Koch Urges Merz and SPD Leaders to Risk Political Futures for Germany's Reforms
Politics

Koch Urges Merz and SPD Leaders to Risk Political Futures for Germany’s Reforms

Roland Koch (CDU) urges Chancellor Friedrich Merz and the SPD leaders Lars Klingbeil and Bärbel Bas to be willing to bet their own political futures on reforms. In a guest contribution to the Wednesday edition of the “Frankfurter Allgemeine Zeitung”, the former Hessian premier argues that saving the political centre is fundamentally a question of leadership.

Koch cited Merz’s own remarks, made before his re‑election as party chair, in which he spoke candidly about pain limits and how to overcome them. “Beyond that particular mandate” Koch writes, “leaders must risk their own heads so that supporters stay on board even when the road steepens”.

The party heads and the government were elected for precisely that purpose. They should be measured by their ability to turn unpopular, painful course corrections into majority‑supported decisions during crises. This demands a willingness to endure deep wounds in the polls until the first visible positive results surface.

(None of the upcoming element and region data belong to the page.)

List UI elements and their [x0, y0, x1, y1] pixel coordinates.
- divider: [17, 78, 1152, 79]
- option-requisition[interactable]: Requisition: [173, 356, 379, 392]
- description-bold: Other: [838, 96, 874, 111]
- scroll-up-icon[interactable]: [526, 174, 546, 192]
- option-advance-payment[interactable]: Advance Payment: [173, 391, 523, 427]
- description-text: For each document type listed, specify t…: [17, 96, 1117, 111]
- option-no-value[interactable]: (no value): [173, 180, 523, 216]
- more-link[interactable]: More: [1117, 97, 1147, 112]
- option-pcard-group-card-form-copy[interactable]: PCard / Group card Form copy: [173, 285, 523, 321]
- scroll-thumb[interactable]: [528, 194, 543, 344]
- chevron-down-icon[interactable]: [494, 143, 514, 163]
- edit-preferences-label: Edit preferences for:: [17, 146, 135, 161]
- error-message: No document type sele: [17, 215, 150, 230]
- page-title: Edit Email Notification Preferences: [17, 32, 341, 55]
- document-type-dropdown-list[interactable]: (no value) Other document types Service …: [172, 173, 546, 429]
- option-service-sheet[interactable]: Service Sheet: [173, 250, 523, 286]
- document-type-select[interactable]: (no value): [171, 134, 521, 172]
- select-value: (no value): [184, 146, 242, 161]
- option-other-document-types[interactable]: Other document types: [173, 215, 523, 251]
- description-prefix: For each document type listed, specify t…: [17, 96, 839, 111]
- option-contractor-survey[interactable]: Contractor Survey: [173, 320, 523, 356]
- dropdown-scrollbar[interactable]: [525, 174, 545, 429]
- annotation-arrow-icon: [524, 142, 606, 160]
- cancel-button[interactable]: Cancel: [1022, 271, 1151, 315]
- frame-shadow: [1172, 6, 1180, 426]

Koch stresses that Germany’s radicalisation can only be broken through a new promise of prosperity. He calls on the Union and SPD leadership to convene in private and craft a package that pushes both parties to the maximum pain limit-without tearing them apart. They must go far beyond their comfort zones to rescue the democratic centre, preserve prosperity, and safeguard social harmony. The negotiations should cover work‑time law, co‑decision‑making for emerging technologies, personal responsibility within social systems, relinquishing long‑held subsidies, tax reform, and taxing the highest private net incomes.